Mozarts Le nozze di Figaro als onvervalst theater

 

© Paul Korenhof, april 2007

 

Mozart: Le nozze di Figaro.

Pietro Spagnoli (Il conte), Annette Dasch (La contessa), Rosemary Joshua (Susanna), Luca Pisaroni (Figaro), Angelika Kirchschlager (Cherubino), Sophie Pondjiclis (Marcellina), Alessandro Svab (Antonio), Antonio Abete (Bartolo), Enrico Facini (Don Basilio), Pauline Courtin (Barbarina), Serge Goubioud (Don Curzio), Choeur du Théâtre des Champs-Élysées, Concerto Köln.
Dirigent: René Jacobs.
Regie: Jean-Pierre Martinoty.

BelAir BAC 017 (2 dvd's)

 


Veel toneelwerken met een algemeen menselijke lading kunnen makkelijk naar een andere, concreet gedefinieerde tijd verplaatst worden. De toneelstukken van Shakespeare en de opera's van Händel bieden daarvan prima voorbeelden, maar naarmate de 'klassieke' dramastructuur verder verwijderd is, blijkt een tekst sterker tijdgebonden. De door Mozart in Le nozze di Figaro geschilderde emoties en menselijke verhoudingen zijn van alle tijden, maar het situationele kader in het libretto van Da Ponte is dat in de verste verte niet en een 'modernisering' van dit stuk levert dan ook inhoudelijke onzin op, wat regisseurs als Wieler (De Nederlandse Opera) of Marthaler (klik hier voor de recensie van JdK) ook mogen pretenderen. Ik ga daarbij even voorbij aan het door Beaumarchais geschetste 'herenrecht' (meestal ten onrechte aangeduid als 'ius primae noctis'), dat nooit als officieel recht bestaan heeft, zelfs niet bestaan kán hebben, zeker niet in katholieke landen als Spanje, Frankrijk en Zuid-Duitsland. (Zie hiervoor mijn artikelen het programmaboekje van Le nozze di Figaro in een Supierz-productie die in april 2007 door ons land gaat reizen).

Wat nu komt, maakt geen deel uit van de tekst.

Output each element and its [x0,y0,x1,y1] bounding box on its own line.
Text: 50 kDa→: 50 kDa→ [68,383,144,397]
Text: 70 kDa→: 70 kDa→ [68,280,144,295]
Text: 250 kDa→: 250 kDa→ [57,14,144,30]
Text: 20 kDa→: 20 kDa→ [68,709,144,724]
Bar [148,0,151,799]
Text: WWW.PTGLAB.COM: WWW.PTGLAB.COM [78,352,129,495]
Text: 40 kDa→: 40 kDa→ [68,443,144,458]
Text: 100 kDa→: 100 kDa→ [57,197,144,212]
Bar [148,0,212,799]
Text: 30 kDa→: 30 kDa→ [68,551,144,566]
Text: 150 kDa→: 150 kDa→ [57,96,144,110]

Ruim een jaar zijn (sa)cd-registratie heeft René Le nozze di Figaro ook in beeld laten vastleggen in een over het geheel uitmuntende voorstelling. Deze nieuwe versie, uitgebracht op twee dvd's, werd in juni 2004 in het Parijse Théâtre des Champs-Élysées in de regie van Jean-Louis Martinoty, en dat betekent dat de dramaturgische eenheid bij voorbaat beter gegarandeerd is. Martinoty was bovendien zo verstandig het gegeven niet weg te halen uit de achttiende eeuw en vermeed daarmee de lachwekkende discrepanties tussen tekst en toneelbeeld waarop Wieler ons in Amsterdam vergastte. Voeg daarbij dat de directie van René Jacobs alleen lachwekkend is door de humor van Mozart en bij lange na niet door een incapabele aanpak van het soort die Metzmacher ons bij DNO liet ondergaan, en we weten wat we verwachten kunnen: een theatrale Mozart die tekst én muziek het volle pond geeft, en die nergens onlogisch wordt.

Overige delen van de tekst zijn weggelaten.